Creativity and passion are not something you can experience by observing, not something can get from an illuminated screen. Watching someone chop wood does not make it possible for you to swing an axe. The goal of doing it yourself is just that most simple of verbs: TO DO. Act. Create. Participate and engage in the world around you instead watching in fly by on someone else’s Twitterstream.

I challenge you to do something new this week. Cook a new meal, walk a new route, seek out a new experience. Find something beyond the words to occupy yourself. Embrace an experience. Do it yourself.

(Update: People have asked for more detail about the jam-making process itself. That’s coming in a mid-week article, complete with pictures with circles and arrows and a paragraph on the back of each one.)

The Real World

Sunday, September 13th, 2009

It was seventy-seven degrees and sunny in Cleveland today, and though only a few trees are starting to turn, you can tell by the angle of the light and the scent in the air that autumn is here. It is young, true, but it’s there all the same, if you have eyes to recognize it. You know it because there will be a day like today in about a month. The light will look the same way, coming through the few clouds, but it will be fifteen to twenty degrees cooler, and the leaves will be coming into their full color.

I spent the day outdoors, helping my father-in-law clean out his woodshop, ridding it of all the old scrap wood. After unloading it all, we sat on their porch in a pair of amish adirondack chairs, sipping root beer and watching the bees working to get all the remaining goodness from my mother-in-law’s garden before it dies off.  I sat there, in the sunlight, just chatting away with him. Not about anything specific.
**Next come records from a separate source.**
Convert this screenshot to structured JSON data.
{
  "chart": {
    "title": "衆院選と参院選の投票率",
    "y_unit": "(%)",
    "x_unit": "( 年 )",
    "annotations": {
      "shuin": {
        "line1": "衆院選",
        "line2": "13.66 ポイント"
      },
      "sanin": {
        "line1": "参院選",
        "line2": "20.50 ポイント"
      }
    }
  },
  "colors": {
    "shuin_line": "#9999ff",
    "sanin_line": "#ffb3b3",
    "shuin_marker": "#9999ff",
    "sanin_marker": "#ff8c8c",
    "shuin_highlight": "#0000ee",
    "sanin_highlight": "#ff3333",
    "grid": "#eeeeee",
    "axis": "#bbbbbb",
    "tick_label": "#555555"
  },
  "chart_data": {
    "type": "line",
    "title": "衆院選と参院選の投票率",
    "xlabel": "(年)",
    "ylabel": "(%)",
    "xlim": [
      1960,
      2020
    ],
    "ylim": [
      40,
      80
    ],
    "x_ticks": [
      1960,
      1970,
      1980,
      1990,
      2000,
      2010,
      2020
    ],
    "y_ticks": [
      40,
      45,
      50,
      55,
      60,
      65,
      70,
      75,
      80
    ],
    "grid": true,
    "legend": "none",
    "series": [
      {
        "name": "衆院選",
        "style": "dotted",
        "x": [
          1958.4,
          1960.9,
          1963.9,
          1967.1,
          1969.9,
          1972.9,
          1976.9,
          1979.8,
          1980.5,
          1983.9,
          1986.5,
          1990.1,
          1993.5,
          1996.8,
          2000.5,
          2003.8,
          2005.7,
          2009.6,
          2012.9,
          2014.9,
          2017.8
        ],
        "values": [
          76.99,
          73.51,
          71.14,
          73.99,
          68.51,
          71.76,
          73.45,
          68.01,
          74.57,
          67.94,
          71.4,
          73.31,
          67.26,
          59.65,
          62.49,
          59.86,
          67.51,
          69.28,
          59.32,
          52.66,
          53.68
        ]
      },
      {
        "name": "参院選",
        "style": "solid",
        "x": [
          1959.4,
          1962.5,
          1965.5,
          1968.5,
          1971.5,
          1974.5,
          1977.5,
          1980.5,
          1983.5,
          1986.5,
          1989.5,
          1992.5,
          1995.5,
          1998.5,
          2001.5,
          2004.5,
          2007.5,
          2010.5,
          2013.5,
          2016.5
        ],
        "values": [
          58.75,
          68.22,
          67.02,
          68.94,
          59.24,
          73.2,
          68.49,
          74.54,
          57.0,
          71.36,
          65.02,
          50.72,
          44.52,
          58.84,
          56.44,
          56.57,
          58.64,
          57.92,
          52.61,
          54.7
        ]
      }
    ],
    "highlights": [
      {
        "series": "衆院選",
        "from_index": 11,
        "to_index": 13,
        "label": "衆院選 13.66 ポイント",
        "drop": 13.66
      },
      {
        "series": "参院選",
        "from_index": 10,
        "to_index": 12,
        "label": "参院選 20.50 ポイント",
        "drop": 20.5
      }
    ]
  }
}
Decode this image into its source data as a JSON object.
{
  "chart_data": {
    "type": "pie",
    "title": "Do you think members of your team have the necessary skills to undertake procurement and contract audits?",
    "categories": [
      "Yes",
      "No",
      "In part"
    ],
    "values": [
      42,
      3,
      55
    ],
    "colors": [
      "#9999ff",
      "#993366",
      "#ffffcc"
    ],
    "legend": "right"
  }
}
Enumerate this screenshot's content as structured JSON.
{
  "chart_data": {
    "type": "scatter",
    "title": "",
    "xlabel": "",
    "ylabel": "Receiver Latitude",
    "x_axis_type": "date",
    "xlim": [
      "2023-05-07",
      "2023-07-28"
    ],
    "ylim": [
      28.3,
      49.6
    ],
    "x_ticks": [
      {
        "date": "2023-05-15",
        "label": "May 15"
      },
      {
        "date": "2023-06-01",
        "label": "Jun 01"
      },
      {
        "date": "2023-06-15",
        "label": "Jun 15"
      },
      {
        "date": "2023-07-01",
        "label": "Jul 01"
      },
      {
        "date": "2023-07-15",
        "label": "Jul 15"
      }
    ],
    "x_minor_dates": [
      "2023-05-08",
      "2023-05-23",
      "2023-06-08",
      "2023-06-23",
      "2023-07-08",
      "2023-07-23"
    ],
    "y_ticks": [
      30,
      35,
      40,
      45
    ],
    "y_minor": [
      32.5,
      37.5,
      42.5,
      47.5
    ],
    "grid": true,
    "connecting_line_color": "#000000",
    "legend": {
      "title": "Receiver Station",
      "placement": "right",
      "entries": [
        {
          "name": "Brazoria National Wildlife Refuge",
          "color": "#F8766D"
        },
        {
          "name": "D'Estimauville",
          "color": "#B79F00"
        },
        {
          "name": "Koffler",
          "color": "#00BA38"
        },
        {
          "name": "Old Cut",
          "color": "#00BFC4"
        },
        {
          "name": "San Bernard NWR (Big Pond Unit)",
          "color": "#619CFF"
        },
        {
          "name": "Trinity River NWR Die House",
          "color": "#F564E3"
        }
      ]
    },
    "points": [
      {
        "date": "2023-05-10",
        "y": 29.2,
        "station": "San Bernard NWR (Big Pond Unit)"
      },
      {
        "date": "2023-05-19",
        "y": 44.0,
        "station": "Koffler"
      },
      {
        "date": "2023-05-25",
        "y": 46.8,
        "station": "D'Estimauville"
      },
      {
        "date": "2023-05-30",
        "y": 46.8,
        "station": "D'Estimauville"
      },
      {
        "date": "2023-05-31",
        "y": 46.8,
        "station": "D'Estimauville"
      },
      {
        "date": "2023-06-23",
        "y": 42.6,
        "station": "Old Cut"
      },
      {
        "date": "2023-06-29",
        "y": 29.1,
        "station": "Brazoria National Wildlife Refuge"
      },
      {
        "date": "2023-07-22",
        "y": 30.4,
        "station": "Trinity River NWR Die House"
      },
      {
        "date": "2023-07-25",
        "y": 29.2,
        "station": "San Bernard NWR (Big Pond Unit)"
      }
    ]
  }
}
Just resting and watching the world go by.

There is a lot of data in what happened to me today. I could sit, tell you all about it, go look up the exact weather, the barometric pressure, all the dry details. It would be factually true, and yet it would miss something. The soul of it would be gone. The thing that makes it an experience, and not just a recording, would be missing.

One of the comments I got from last week’s essay was from Matt Wilson. He said:

I grow vegetables in a small plot in my backyard for a lot of the same reasons. After work, getting my fingers dirty by doing some weeding reintroduces me to the real world.

I started to think about that phrase, The Real World.  It’s not the first time I’ve heard a person use it when separating their offline activities from their online activities.  I find it curious because so many of us spend so much time online these days. We enjoy it, revel in the information, the connectedness, the geekiness of some things, the banality of others. We swim through streams of data all day long. Email, podcasts, RSS, Twitter, Facebook, YouTube.

And yet, how many of us feel that, for all the glory that is the data, there is something missing?  That it’s all virtual, that it’s removed from The Real World, somehow?

Curious.

How does this thinking affect basic human relationships?  I know, for my part, that I have met a great many people online, yet the ones I am closest to I go out of my way to seek out in a more sensory, or Real, manner. Phone calls, meeting at cons, meeting for lunch, etc. While, intellectually, I know the reailty of all the people out there, unless I make a connection with them beyond the bits and bytes, it is hard to cultivate a friendship with them. It can be a simple as a Skype call in real-time (there’s that word, REAL, again), but that small thing gives me something to relate to that email or chat or Twitter will never provide.

So, dear reader, I am curious to hear your side of things. Do you draw the distinction between the real world and virtual space?  How does it affect your relationships, your interactions, your daily routine? If you were to shut off the computer, how many of those relationships would survive, and why?